Le 23 décembre 2012 posté par Metalfreak

Line-up sur cet Album


Aad Kloosterwaard - Chant
Mathijs Brussaard - Basse
Dennis Hartog - Guitares
Toep Duin - Batterie
Bas Brussaard – Guitares

Style:

Death metal

Date de sortie:

28 septembre 2012

Label:

Massacre Records

Note du Soilchroniqueur (Metalfreak) : 8,5/10

Lorsqu’on doit chroniquer un album, il est toujours intéressant de voir les CV des différents musiciens composant le groupe qui a sorti ledit album.
Ainsi, le cas des bataves de Sinister est particulièrement intéressant tant le cursus de chacun des protagonistes de cet album est digne d’un labyrinthe dans lequel une chatte n’y retrouverait pas ses petits.
Déjà, le groupe fondé en 1988 en est déjà à son dixième album et sort aujourd’hui sans doute son meilleur album depuis… leur tout premier « Cross the Styx » en 1992.
Non que les autres albums ont été mauvais, loin de là : Sinister peut s’enorgueillir d’avoir sorti quelques bombes surpuissantes avec « Hate » (1995), « The silent howling » (2008) ou « Diabolical summoning » (1993) mais aussi quelques albums plus dispensables comme « Savage or grace » (2003) ou le précédent « Legacy of ashes »(2010).
De mémoire, je n’ai pas l’impression que Sinister a sorti deux albums avec le même line up : il suffit de voir sur la bio du groupe que le seul membre d’origine Aad Kloosterwaard, batteur de 1988 à 2003, et désormais chanteur depuis 2005, et le seul membre d’origine, et que tous les autres membres ne sont présents dans le groupe que depuis l’an dernier.
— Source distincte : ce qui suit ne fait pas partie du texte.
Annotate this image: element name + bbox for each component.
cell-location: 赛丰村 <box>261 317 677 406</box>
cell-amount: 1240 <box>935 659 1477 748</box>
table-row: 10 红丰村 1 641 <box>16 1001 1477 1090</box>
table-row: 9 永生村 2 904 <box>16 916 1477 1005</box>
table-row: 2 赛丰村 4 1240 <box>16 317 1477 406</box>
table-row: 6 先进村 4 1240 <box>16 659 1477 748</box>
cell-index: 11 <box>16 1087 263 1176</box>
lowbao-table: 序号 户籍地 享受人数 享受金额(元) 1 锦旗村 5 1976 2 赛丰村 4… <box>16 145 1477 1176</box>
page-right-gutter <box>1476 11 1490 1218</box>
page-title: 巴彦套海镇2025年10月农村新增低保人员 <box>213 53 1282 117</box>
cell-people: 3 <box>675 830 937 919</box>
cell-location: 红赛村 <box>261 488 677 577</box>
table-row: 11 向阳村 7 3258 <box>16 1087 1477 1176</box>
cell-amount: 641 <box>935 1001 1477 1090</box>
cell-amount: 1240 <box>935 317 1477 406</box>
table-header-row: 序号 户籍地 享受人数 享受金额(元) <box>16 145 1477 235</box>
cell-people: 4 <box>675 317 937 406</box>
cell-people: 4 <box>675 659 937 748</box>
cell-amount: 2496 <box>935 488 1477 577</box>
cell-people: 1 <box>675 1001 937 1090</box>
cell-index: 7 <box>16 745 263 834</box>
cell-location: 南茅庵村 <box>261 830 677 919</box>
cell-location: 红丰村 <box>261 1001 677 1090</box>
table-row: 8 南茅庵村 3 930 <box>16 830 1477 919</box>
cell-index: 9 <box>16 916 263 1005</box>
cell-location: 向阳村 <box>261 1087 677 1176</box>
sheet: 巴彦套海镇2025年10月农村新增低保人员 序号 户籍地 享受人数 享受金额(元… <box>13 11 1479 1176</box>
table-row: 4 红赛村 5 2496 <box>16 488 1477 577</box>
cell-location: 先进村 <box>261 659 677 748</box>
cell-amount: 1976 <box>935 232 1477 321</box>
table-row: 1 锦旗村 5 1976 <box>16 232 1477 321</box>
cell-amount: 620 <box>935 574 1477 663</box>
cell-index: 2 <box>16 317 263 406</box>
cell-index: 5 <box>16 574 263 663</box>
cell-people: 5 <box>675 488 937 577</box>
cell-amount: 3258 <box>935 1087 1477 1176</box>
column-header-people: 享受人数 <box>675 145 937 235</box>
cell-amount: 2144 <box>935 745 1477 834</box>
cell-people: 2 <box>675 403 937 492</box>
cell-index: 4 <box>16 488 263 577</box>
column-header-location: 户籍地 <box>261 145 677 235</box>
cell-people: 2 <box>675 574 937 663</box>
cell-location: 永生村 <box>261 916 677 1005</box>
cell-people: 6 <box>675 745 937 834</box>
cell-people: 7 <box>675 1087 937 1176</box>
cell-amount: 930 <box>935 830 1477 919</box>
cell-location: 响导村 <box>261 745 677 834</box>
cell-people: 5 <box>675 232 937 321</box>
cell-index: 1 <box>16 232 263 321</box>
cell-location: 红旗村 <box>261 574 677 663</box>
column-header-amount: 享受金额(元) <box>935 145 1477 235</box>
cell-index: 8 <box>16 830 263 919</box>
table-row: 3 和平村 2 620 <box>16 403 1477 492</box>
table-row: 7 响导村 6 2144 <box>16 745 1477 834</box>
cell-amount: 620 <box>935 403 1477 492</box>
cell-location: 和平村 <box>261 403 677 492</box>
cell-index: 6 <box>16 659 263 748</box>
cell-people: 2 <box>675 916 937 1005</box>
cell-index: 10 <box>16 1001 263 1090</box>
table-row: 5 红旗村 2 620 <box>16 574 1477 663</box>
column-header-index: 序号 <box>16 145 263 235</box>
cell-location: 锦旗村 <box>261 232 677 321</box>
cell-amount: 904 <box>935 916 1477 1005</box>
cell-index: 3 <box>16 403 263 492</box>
Tous membres du groupe de death metal hollandais Absurd Universe fondé en 2010 et fort d’un unique album « Habeas Corpus » et comprenant au chant un certain Adrie Kloosterwaard, alias Aad, on aura compris que ce nouvel album de l’entité Sinister est avant tout un album de potes.
Oui, en 24 ans d’existence, Sinister aura usé la bagatelle de 7 bassistes, 4 chanteurs, 2 batteurs et 6 guitaristes avant de sortir ce « Carnage ending » avec ce line up qui durera… ce qu’il durera, mais force est de constater que, pour le coup, le père Kloosterwaard a peut être bien trouvé LA formule qui convient à son groupe.
Car là, quelle baffe !
Là où bon nombre de groupes auraient jeté l’éponge suite à un énième soucis de line up, non seulement Sinister relève la tête mais en plus nous signe un album digne des meilleurs Vader et, pour la première fois depuis sa création, le gang se voit jouer avec deux guitares, donnant lieu à une foultitude de soli et de duels de guitares faisant gagner les compositions en cohésion et surtout en fluidité. Et surtout, le changement de compositeur après le départ d’un Alex Paul qui avait composé l’intégralité des albums à partir de « Afterburner » en la personne de Kloosterwaard est pour beaucoup dans ce nouveau souffle proposant un death metal brut, hyper rapide, sans concession, avec son lot de soli overspeedés.
Old school jusqu’au bout des doigts crochus, ce « Carnage ending » allie la sauvagerie de « Cross the Styx » avec la fluidité et l’urgence d’un album comme « The ultimate incantation », premier album de Vader, ou celui de Morbid Angel « Altar of madness » : il suffit de s’écouter des titres comme « The carnage ending », « Regarding the imagery » ou le monstrueux « Defamatory content » pour se convaincre que jamais la Hollande n’aura été aussi proche de la Pologne en matière de death metal.
Véritable catalogue de destruction, l’album se voit débuter par une intro calme avant d’envoyer du bois pendant trois gros quarts d’heure qui passeront à vitesse grand V. Et les morceaux de bravoure sont légion : ainsi difficile de passer sous silence des brûlots comme les morceaux cités plus haut, « Blood ecstasy » ou « The final destroyer » dont l’intensité et la violence sont à mettre en exemple dans toutes les écoles de death metal classique.
Mais Sinister ne se contente pas d’être un bourrineur tout azimut et sait varier les plaisirs avec un plus étouffant et ses quelques riffs limite doom au début d’un « Crown of thorns » qu’on prendra plaisir à entendre repartir dans une furie totalement death metal, ou sur le plus heavy « Transylvania (city of the damned) », voire lors des petites sonorités modernes d’un « Oath of rebirth », histoire de ne pas donner une sensation de redondance à l’album.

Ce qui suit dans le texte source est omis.